In una giornata densa di ricorrenze (l’Immacolata e il cinquantenario del Vaticano II) e di gesti dal forte carattere simbolico (primo tra tutti, la presenza di due papi alla cerimonia), la Porta Santa di San Pietro è tornata ad aprirsi per il Giubileo «straordinario» di papa Francesco.

A sovraccaricare ulteriormente l’attenzione era l’attesa per il discorso di un papa che con sapienza «gesuitica» gestisce la dimensione massmediatica della sua missione. Da questo punto di vista, lo strumento del Giubileo, espressione storica del potere della monarchia papale, è perfettamente in sintonia con la visione di Bergoglio sul valore missionario della «pietà popolare» e sul potere della Chiesa di Roma nell’amministrarla.

Tuttavia, è stato lo stesso Francesco a spiegare nell’omelia in che senso il suo progetto pastorale debba essere interpretato oggi che della Cristianità non è rimasto neppure il mito. Se a Bangui il pontefice si era rivolto espressamente ai poteri secolari parlando di pace e di ecologia, nel discorso di ieri invece ha privilegiato la dimensione intraecclesiale, interamente incentrata sulla categoria della «misericordia». In un discorso breve, ma ricco di riferimenti espliciti ed impliciti, Francesco ha ribadito che «la storia del peccato è comprensibile solo alla luce dell’amore che perdona».

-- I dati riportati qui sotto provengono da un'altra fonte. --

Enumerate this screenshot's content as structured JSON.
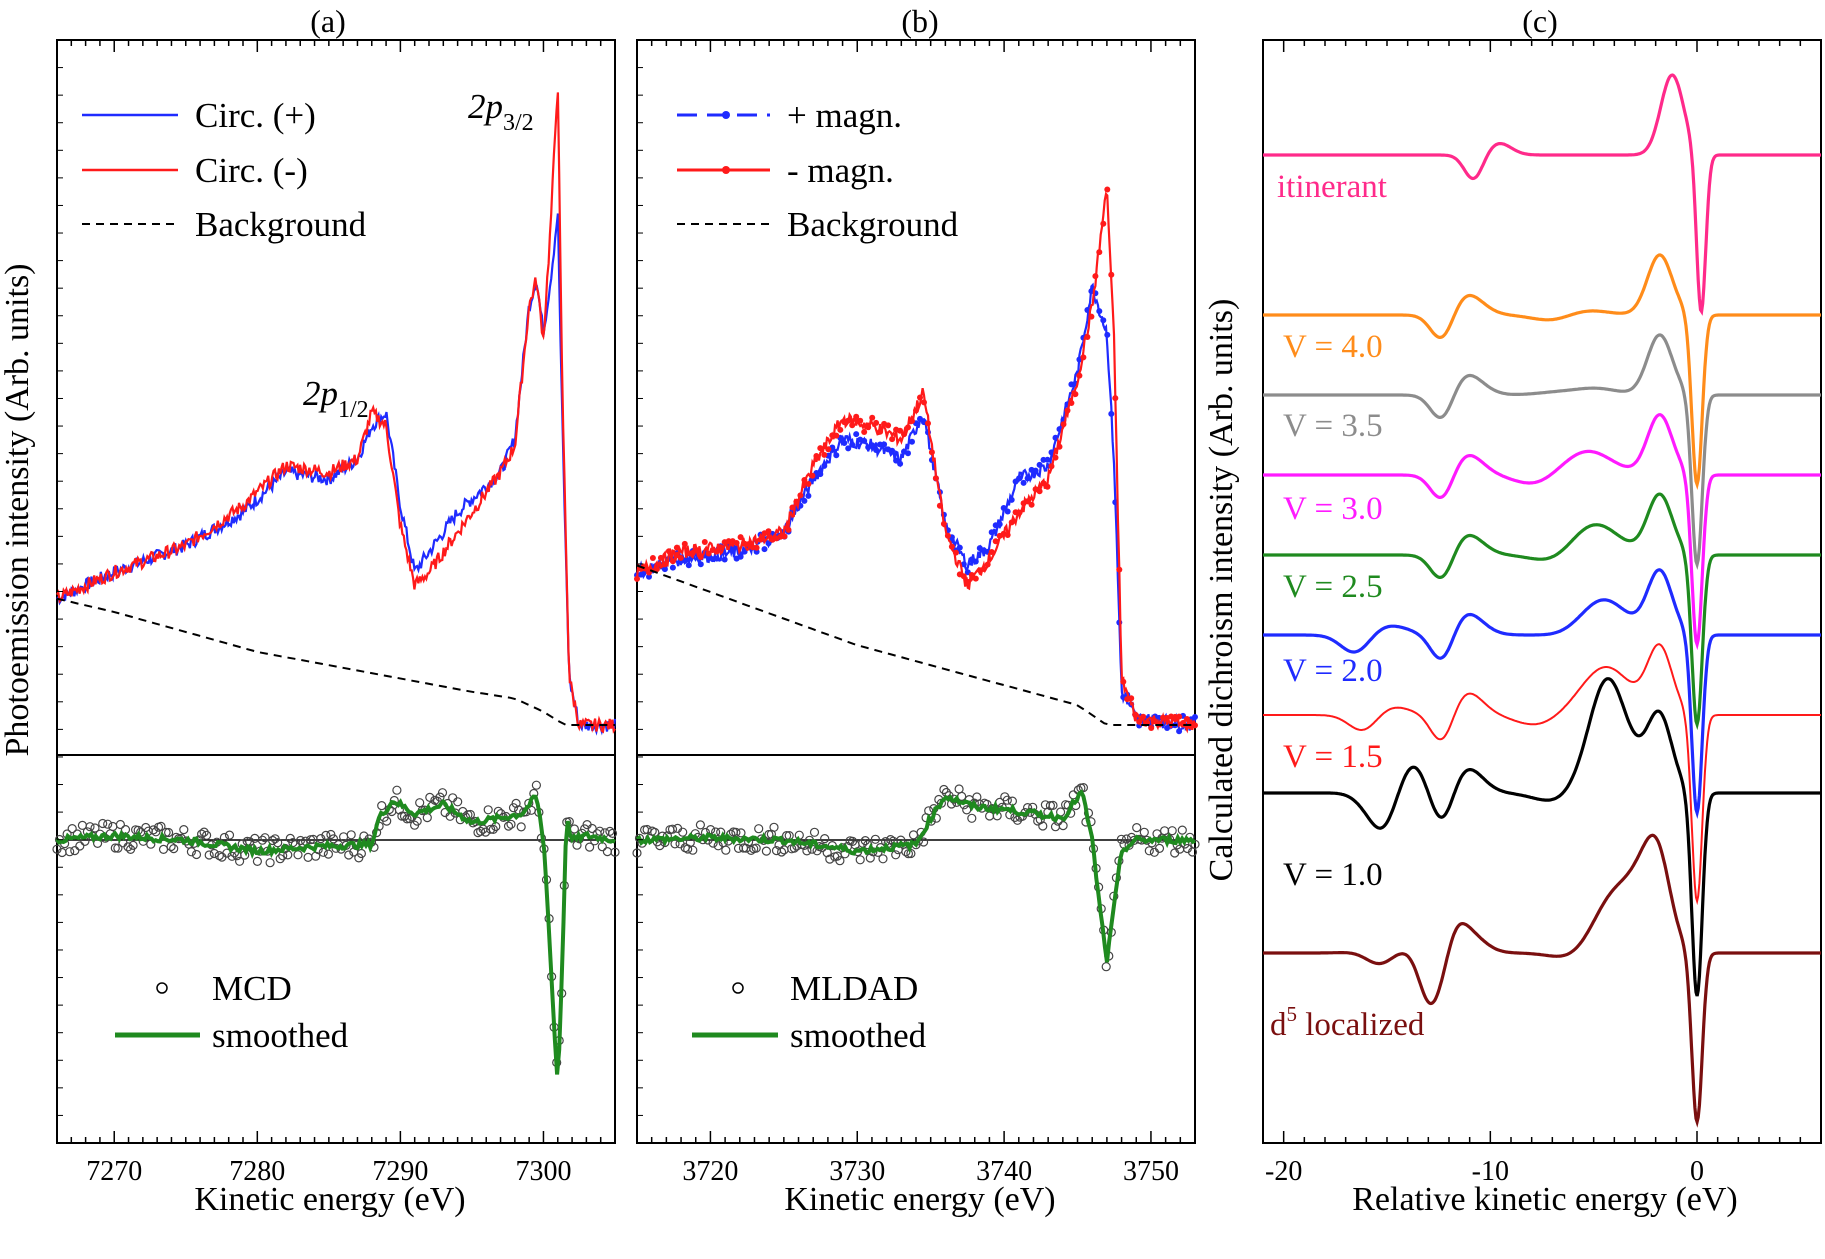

Come in più occasioni ha sottolineato Raniero La Valle, il neologismo coniato da Bergoglio «misericordiare», che non significa fare la misericordia, ma mostrare che Dio è misericordia, rimane quindi la cifra interpretativa della sua missione, un’azione pastorale che mette da parte il binomio colpa/condanna (e quindi stravolge l’impianto tradizionale dell’indulgenza) e sceglie la strada della comprensione e del perdono. Le implicazioni politiche di tale impostazione sono oggi abbastanza chiare: dalla dismissione (o quantomeno la derubricazione) della polemica ratzingeriana contro la società relativista all’impegno del papa contro la «globalizzazione dell’indifferenza».

Nuovamente sul piano dell’auto-rappresentazione si spiegano anche i passaggi dell’omelia dedicato al Vaticano II.

Nel corso della celebrazione di ieri, in coincidenza con il cinquantenario della conclusione del Concilio, sono stati letti alcuni brani tratti dalle quattro costituzioni conciliari e dalla dichiarazione sulla libertà religiosa. Da parte sua, Francesco è intervenuto sull’annosa polemica relativa all’ermeneutica del Vaticano II affermando che la carica riformatrice dell’evento è andata ben oltre la scrittura di quei documenti.

Contro tutta una tendenza ecclesiastica che ha cercato di ridimensionare la portata del Vaticano II appellandosi alla continuità della tradizione, il papa ha celebrato la memoria dell’assemblea voluta da Giovanni XXIII (da Bergoglio santificato) per aggiornare il profilo della Chiesa e «uscire dalle secche che per molti anni l’avevano rinchiusa in sé stessa».

Si tratta di affermazioni di un certo peso negli ambienti della cultura cattolica e che confermano come per papa Francesco il Concilio sia una bussola imprescindibile per orientare la sua missione di misericordia, «per andare incontro ad ogni uomo là dove vive: nella sua città, nella sua casa, nel luogo di lavoro…».

Lo «spirito del Concilio» torna dunque in auge marcando una significativa discontinuità con la linea del papa emerito presente ieri in San Pietro.

Sarebbe comunque un errore interpretare la giornata di ieri, e il pontificato di Francesco in generale, semplicemente come un ricorso storico. Certo, le celebrazioni favoriscono operazioni di questo tipo, tuttavia va detto che dopo la svolta (in larga parte incompiuta) del Concilio, gli ultimi cinquant’anni, quelli del pontificato carismatico di Wojtyla in particolare, hanno lasciato un segno nella Chiesa che si può riscontrare nella decisione stessa di Bergoglio di indire un Giubileo «straordinario», cioè di riprendere uno strumento che conserva un carattere auto-celebrativo e romano-centrico.

Anche attraverso lo strumento giubilare, Francesco è un papa che fa una pastorale di massa e con le masse. Da questo punto di vista, è perfettamente in linea con la politica dei nostri tempi.